The 55 year old Wilma sustained a laceration of the Flexor Digitorum Superficialis (FDS) and Flexor Digitorum
Profundus (FDP) tendons of four fingers (index to little finger) of the right hand 13 weeks ago. The tendons
were repaired surgically and she followed a splinting and exercise program to date. She is followed up with
occupational therapy once a week.

Currently the muscles involved (FDS and FDP) has a strength of 3/5. How would you begin to
gradually strengthen to 4/5

CASE 4:

The 65 year old Mr Damonse is a retired teacher. He enjoys doing the following things with his free time:
woodwork, walking, emailing his children and swimming.
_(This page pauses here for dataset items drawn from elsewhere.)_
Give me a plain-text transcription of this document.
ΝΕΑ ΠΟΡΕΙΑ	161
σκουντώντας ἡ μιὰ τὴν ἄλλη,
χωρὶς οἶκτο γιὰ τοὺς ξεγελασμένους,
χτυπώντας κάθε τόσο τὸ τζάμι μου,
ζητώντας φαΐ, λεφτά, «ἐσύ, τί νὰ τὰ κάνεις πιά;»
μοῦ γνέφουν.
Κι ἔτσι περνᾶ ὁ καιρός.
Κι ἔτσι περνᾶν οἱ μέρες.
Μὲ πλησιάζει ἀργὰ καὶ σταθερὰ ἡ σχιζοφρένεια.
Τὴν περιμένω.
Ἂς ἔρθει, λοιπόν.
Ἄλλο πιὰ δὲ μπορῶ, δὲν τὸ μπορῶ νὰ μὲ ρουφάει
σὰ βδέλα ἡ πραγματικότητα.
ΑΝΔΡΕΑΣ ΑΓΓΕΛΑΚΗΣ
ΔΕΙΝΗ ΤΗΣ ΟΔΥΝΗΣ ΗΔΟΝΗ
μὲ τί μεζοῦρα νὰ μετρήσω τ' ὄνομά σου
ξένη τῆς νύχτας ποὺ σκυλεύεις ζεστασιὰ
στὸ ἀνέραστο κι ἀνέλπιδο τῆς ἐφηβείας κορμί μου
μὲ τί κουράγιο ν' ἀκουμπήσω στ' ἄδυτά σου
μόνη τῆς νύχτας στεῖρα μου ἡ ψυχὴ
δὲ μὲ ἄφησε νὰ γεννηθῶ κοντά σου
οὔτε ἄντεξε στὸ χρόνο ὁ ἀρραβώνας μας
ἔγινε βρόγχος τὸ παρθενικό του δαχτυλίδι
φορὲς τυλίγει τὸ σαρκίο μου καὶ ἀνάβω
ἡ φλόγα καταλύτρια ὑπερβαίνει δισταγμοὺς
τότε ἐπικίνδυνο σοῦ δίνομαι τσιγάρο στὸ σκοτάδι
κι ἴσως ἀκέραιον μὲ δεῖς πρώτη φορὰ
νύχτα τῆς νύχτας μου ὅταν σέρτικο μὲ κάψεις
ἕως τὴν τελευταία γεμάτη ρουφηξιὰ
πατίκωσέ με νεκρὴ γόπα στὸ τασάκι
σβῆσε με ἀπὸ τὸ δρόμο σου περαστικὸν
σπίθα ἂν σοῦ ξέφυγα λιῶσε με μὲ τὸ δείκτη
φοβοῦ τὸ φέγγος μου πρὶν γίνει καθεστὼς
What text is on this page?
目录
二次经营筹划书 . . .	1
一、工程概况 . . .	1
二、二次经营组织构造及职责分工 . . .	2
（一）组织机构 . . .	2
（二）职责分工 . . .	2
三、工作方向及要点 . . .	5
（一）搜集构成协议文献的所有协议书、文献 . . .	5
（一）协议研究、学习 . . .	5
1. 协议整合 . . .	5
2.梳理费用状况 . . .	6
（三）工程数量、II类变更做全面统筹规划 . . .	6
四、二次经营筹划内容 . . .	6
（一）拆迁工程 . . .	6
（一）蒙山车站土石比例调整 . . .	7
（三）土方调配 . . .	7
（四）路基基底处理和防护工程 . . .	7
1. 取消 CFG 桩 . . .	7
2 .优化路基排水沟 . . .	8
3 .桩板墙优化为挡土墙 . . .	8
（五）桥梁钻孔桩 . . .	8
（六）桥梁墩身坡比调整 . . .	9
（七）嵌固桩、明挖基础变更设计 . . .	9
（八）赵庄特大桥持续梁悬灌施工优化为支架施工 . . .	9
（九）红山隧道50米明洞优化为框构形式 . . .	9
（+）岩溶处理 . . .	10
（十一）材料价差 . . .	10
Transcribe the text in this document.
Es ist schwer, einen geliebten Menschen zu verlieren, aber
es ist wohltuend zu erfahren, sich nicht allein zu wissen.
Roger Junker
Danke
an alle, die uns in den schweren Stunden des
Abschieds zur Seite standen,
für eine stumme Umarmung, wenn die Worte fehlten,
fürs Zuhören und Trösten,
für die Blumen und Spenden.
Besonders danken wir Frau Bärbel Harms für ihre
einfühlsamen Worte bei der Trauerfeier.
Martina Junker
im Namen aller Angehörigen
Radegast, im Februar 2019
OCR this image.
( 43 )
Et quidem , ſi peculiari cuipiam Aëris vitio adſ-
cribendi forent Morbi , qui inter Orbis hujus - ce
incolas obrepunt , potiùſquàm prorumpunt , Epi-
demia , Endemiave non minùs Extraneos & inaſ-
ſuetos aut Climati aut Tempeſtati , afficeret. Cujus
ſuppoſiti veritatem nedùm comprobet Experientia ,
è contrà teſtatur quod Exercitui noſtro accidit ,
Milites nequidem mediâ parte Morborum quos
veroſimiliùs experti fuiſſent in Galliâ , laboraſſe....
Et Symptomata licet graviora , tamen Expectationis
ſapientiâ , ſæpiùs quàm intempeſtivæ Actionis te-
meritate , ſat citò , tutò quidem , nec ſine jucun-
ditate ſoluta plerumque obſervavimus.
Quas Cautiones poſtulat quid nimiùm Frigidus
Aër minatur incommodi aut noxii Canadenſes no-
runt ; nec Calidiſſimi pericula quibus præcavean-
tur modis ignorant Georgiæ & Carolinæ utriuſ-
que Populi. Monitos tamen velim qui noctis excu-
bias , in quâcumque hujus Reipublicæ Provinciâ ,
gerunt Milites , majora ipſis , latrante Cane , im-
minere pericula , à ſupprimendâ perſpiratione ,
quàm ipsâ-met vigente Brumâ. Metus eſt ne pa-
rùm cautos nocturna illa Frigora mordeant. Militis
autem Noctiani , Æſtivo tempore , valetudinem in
He has all the necessary equipment for his leisure
time activities.

He underwent surgery to the shoulder and followed a muscle strengthening program, originally with
Physiotherapy and later with bio kinetics. His medical aid is depleted and he will have to exercise by means of
a home program as his shoulder muscles are all still 4 / 5. He is not very motivated to do his exercises, but
really want to start doing his leisure time activities again.

Which of his leisure time activities would you be able to use in a muscle strengthening program of
his shoulder? How and how often should he do the activities?